Picking the way one wants to die in a living will is, at best, interesting. But, as people, we at least know the inevitability of the end and the decisions that will need to be made. Not so for global financial institutions or their regulators. Planning for all the events that could fell a systemic institution is like running one’s life in the expectation of getting hit by a bus. Of course, then a living will is no good at all – the challenge at this point is just to pick up the pieces.
The Dodd-Frank Act not only forces planning for an end that might not come or could not be managed when it does. It also lets regulators knock off a bank even if it’s just because they don’t like the way it stands at a cross-walk. The law tells regulators to rewrite a financial company’s structure if they don’t like the look of the living will. This is the first time that Congress has granted U.S. regulators the power to redesign a big financial firm absent any clear showing of profound prudential risk. The prompt corrective action rules give bank regulators a lot of clout, but only when a firm is in extremis. Now, a bank can be fully viable and even quite profitable, but regulators can pull the plug if they think its lifestyle is long-term unhealthy. This is like euthanasia for those who eat too much junk food, or to be less severe, mandatory liposuction. Proponents of living wills argue this is warranted because taxpayers pay the funeral expenses, but under Dodd-Frank, they don’t.

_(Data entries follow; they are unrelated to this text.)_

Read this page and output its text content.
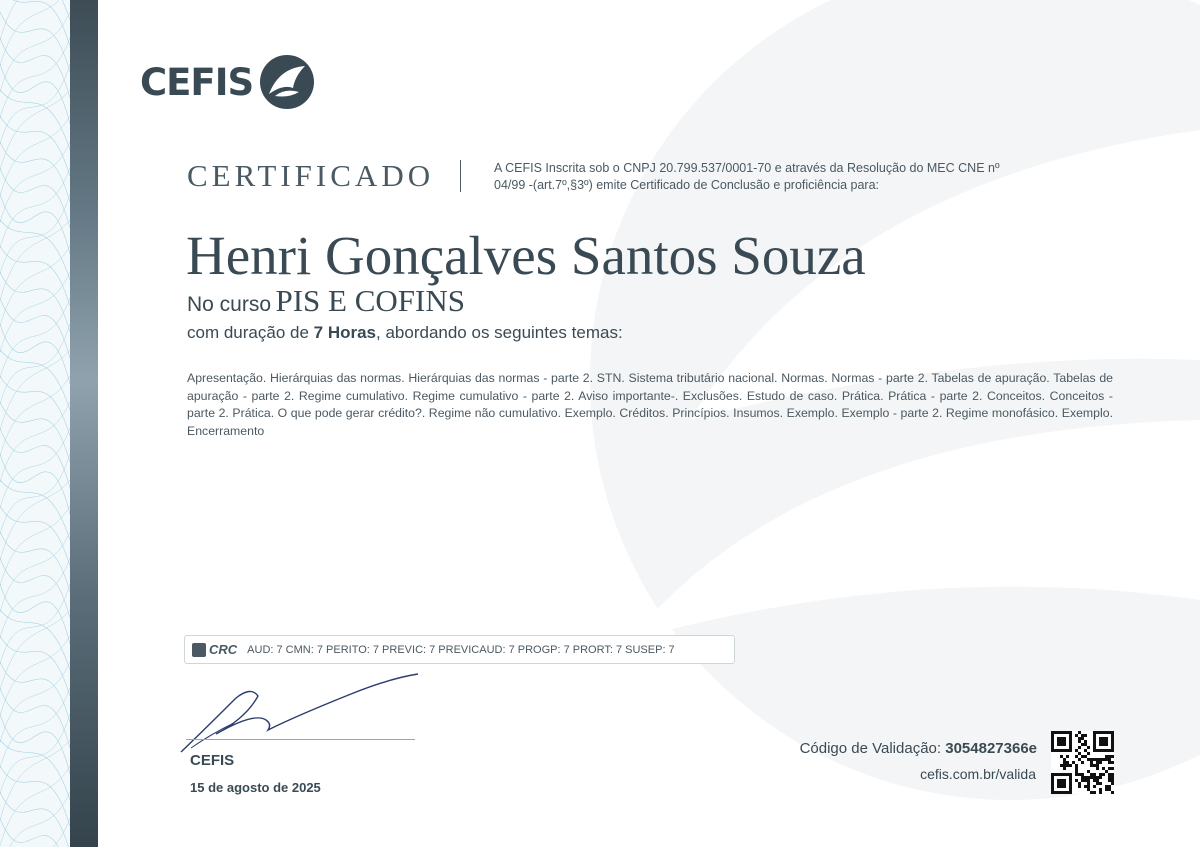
CEFIS
CERTIFICADO	A CEFIS Inscrita sob o CNPJ 20.799.537/0001-70 e através da Resolução do MEC CNE nº 04/99 -(art.7º,§3º) emite Certificado de Conclusão e proficiência para:
Henri Gonçalves Santos Souza
No curso PIS E COFINS
com duração de 7 Horas, abordando os seguintes temas:
Apresentação. Hierárquias das normas. Hierárquias das normas - parte 2. STN. Sistema tributário nacional. Normas. Normas - parte 2. Tabelas de apuração. Tabelas de apuração - parte 2. Regime cumulativo. Regime cumulativo - parte 2. Aviso importante-. Exclusões. Estudo de caso. Prática. Prática - parte 2. Conceitos. Conceitos - parte 2. Prática. O que pode gerar crédito?. Regime não cumulativo. Exemplo. Créditos. Princípios. Insumos. Exemplo. Exemplo - parte 2. Regime monofásico. Exemplo. Encerramento
CRC AUD: 7 CMN: 7 PERITO: 7 PREVIC: 7 PREVICAUD: 7 PROGP: 7 PRORT: 7 SUSEP: 7
CEFIS
15 de agosto de 2025
Código de Validação: 3054827366e
cefis.com.br/valida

All of these issues will come before the largest U.S. financial institutions on Tuesday, when the FDIC looses the living-will proposal mandated under the Dodd-Frank Act. We’re not in any way opposed to planning for all the evils that could befall a systemic financial company. Like living wills for ourselves, we know they’re a good idea much as we hate to think about it. The problem for financial companies is, though, to know precisely for what to plan. This is an especially formidable challenge given the vast uncertainties still bedeviling efforts to identify systemic firms and, then, to figure out how to ensure orderly cross-border resolution for them.
One key question: for what should a U.S. systemic firm plan? Resolution of its individual parts under the resolution regimes in place for them – the FDIC for banks, SIPC for the broker-dealer and state guaranty authorities for insurance companies? If so, how to reckon with all the complex cross-dealings among these relatively simple parts of a complex financial firm? Cut them off as some living-will advocates propose? This is a darn sight simpler, but also cuts out the heart of the strategic planning that underlies most diversified firms.
And, even if we know where all the pieces are in regulated firms with known resolution schemes – which we don’t – what about the parent firm and all its other affiliates? Dodd-Frank dictates that the living will plan for death at the hand of the Bankruptcy code, not the orderly liquidation authority provisions in Title II. This is rough justice designed to block any hope of a bail-out. But, this requirement has two consequences, both of them likely unintended despite all the zeal to squash too-big-to-fail banks.
The first perverse result of living wills premised on bankruptcy is that it essentially forces a still-breathing systemic firm into a casket of its own design. No other operating entity is required to run itself every day as if it could die by nightfall. To do so is to challenge the fundamental structure of a privately-held company to take reasonable risk in hopes of sensible return. That balance of course got way out of whack before the global financial crisis, but it’s still the right one, even for systemic institutions.
Importantly, living wills aren’t the same as recovery plans. These were done by most large banks after 9/11 or they should have been. Recovery and business-contingency plans are a vital way to ensure the global financial system stands firm against the operational risk of events ranging from manmade and natural disasters – Japan of course a recent, tragic example – to a firm’s own flawed internal controls. Recovery plans aren’t, though, plans on how to put a bank out of its misery; rather, they are designed to ensure that the misery resulting from a systemic event is short-lived and contained. They don’t tell the bank how to shut itself down – the living will – but rather how to keep itself alive to do business another day.
The second perverse result of living wills now is their asymmetric implications for systemic firms in the U.S. In the land of the free and the brave, we’ve decided on an end to TBTF even as the home nations of other systemic firms have decided to memorialize it by figuring out some way to tax big firms for it. Under Dodd-Frank, systemic firms in the U.S. will pay this freight – indeed, they’ll do so even if other nations fail to live up to the proposals now under consideration for systemic surcharges and the like. And, in the U.S. systemic firms will not only pay for the privilege of being systemic, but then get this privilege summarily withdrawn from them in a living will premised on their ability to fail without flaw.
So, what to do? To force systemic firms to enhance transparency, reduce complexity and buttress their prudential insulation all make eminent sense. And, of course, all this and still more is being implemented through both Dodd-Frank and the new global regulatory framework. Is this new systemic architecture sufficiently robust? Probably not, especially in the absence of practical and clear cross-border resolution protocols. But, to add living wills that are essentially funeral plans atop all these other, tough requirements is yet another piece of the pile-up of pronouncements that will restructure global finance in ways still not anticipated, let alone understood.